Page 28 - ISAKOS Newsletter 2016 Volume 1
P. 28

CURRENT CONCEPTS
Soft Tissue Balancing in Total Knee Arthroplasty
Once appropriately distracted, attention is focused on two scales that correspond to the tensor: the angle (°, positive value in varus ligament balance) between the seesaw and platform plates, and the distance (mm) between the center midpoints of upper surface of the seesaw plate and the proximal tibial cut (mm, joint center / joint component gap). By measuring these angular deviations and distances under a constant joint distraction force, the ligament balance and joint center / joint component gaps can be measured, respectively.
Soft Tissue Balance with Reduced PF Joint and Femoral Component Placement
In a series of intraoperative soft tissue balance assessments, the importance of maintaining a reduced and anatomically oriented PF joint was emphasized, in order to obtain accurate and more physiologically relevant soft tissue balancing. First, the joint component gap kinematics in PS TKA showed a different pattern with the PF joint everted and reduced; the component gap increased throughout knee flexion with the PF joint eversion, while the component gap with the PF joint reduction increased with knee flexion but decreased after 60o of flexion. Second, intra-operative assessment of the joint component gap with reduced PF joint has been reported to predict post-operative flexion. Both an increased value during the extension to flexion gap and a decreased value during the flexion to deep flexion gap with the PF joint reduced, not everted, showed an inverse correlation with the post-operative knee flexion angle, not pre-operative flexion angle. Third, the correlations between the soft tissue balance assessed by the tensor and the navigation system were higher with the reduced PF joint than everted PF joint, suggesting that surgeons should assess soft tissue balance during PS TKA with the PF joint reduced when using a navigation system. In addition to these reports, some recent studies have emphasized the importance of the physiological post-operative knee condition in assessing soft tissue balance with the PF joint reduction.
The main concepts of measurement using the new tensor are different from the conventional tensioning device, with the femoral trial component in place as well as a reduced PF joint. As the next step, accordingly, the difference in soft tissue balancing between the femoral trial component in place and the conventional osteotomized condition was explored. In the intraoperative assessment of soft tissue balance, the joint gap showed significant decrease at extension, not flexion, after the femoral trial prosthesis placement, and varus ligament balances were significantly reduced at extension and increased at flexion after the femoral trial placement.
These changes at extension might have been caused by the tensed posterior structures of the knee with the posterior condyle of the externally rotated aligned femoral trial. At knee flexion, a medial tension in the extensor mechanisms might be increased after the femoral trial placement with the PF joint repaired, and increased ligament balance in varus. We measured the “joint component gap”, which is remarkably different from conventional gap measurement.

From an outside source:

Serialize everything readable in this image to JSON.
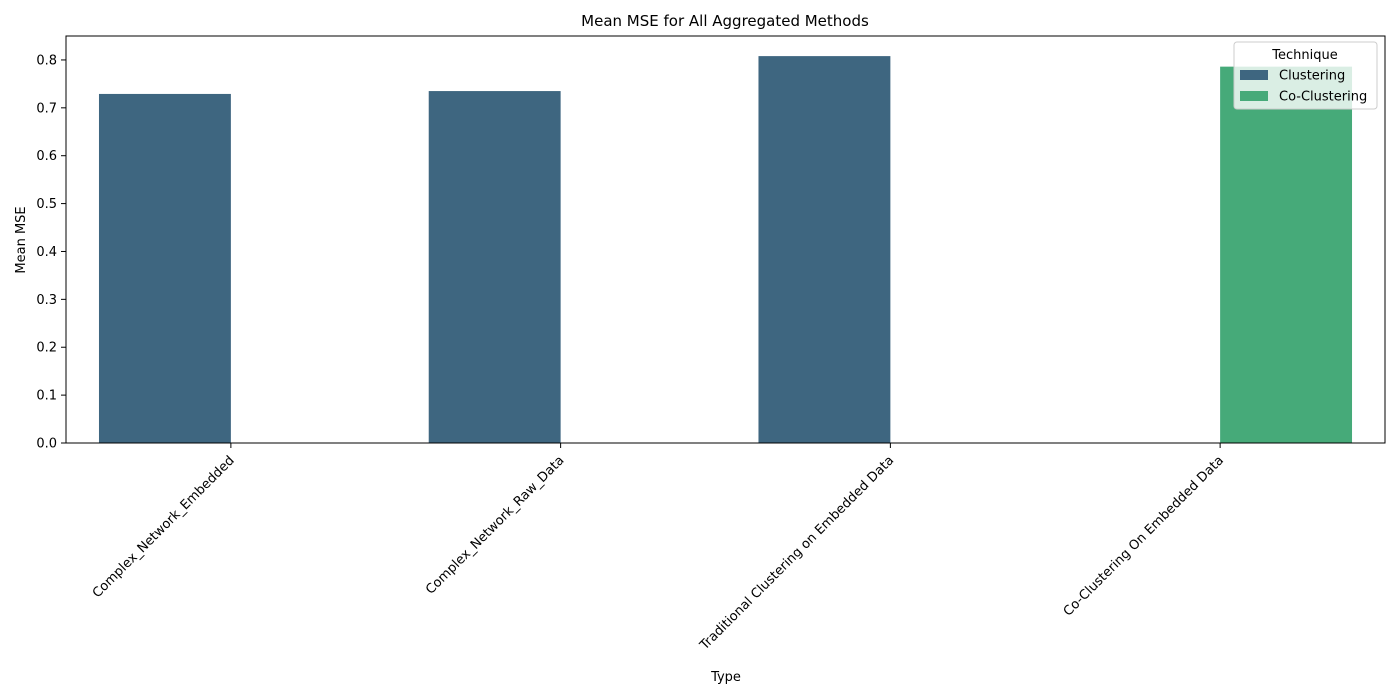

The joint component gap is measured with the femoral component in place, whereas the conventional gap measurement is done between the cut surfaces of the femur and tibia. By keeping the femoral component in place, the knee is afforded a greater degree of extension due to its curving arc. In this arrangement, the posterior condyles of the component tighten the posterior capsule, resulting in a smaller joint gap at full extension. In addition, due to the 7-degree posterior slope of the tibia and a slight femoral anterior bowing, we can consider the “conventional extension gap” to be at about 10 degrees of the knee flexion angle. Mitsuyama et al similarly reported on 80 varus type osteoarthritic knees with the offset-type tensor, that selecting larger size of femoral component as well as the femoral component placement reduced the extension gap. They reported that the placement of femoral component reduced the medial and lateral extension gaps by a mean of 1.0 mm and 0.9 mm, respectively, and medial and lateral gaps further decreased by a mean of 2.1 mm and 2.8 mm, respectively, when a specially made femoral component with a posterior condyle enlarged by 4 mm was tested. Mihalko et al stated that the release of more posterior structures had a greater effect on the extension gap than on the flexion gap in explaining the importance of the relationship between posterior structures and the extension gap in a cadaver study. Sugama et al reported in their operative study that a bone cut from the posterior femoral condyles could change the tension of the posterior soft tissue structures and thus alter the width and shape of the extension gap. These previous reports support the above mechanism.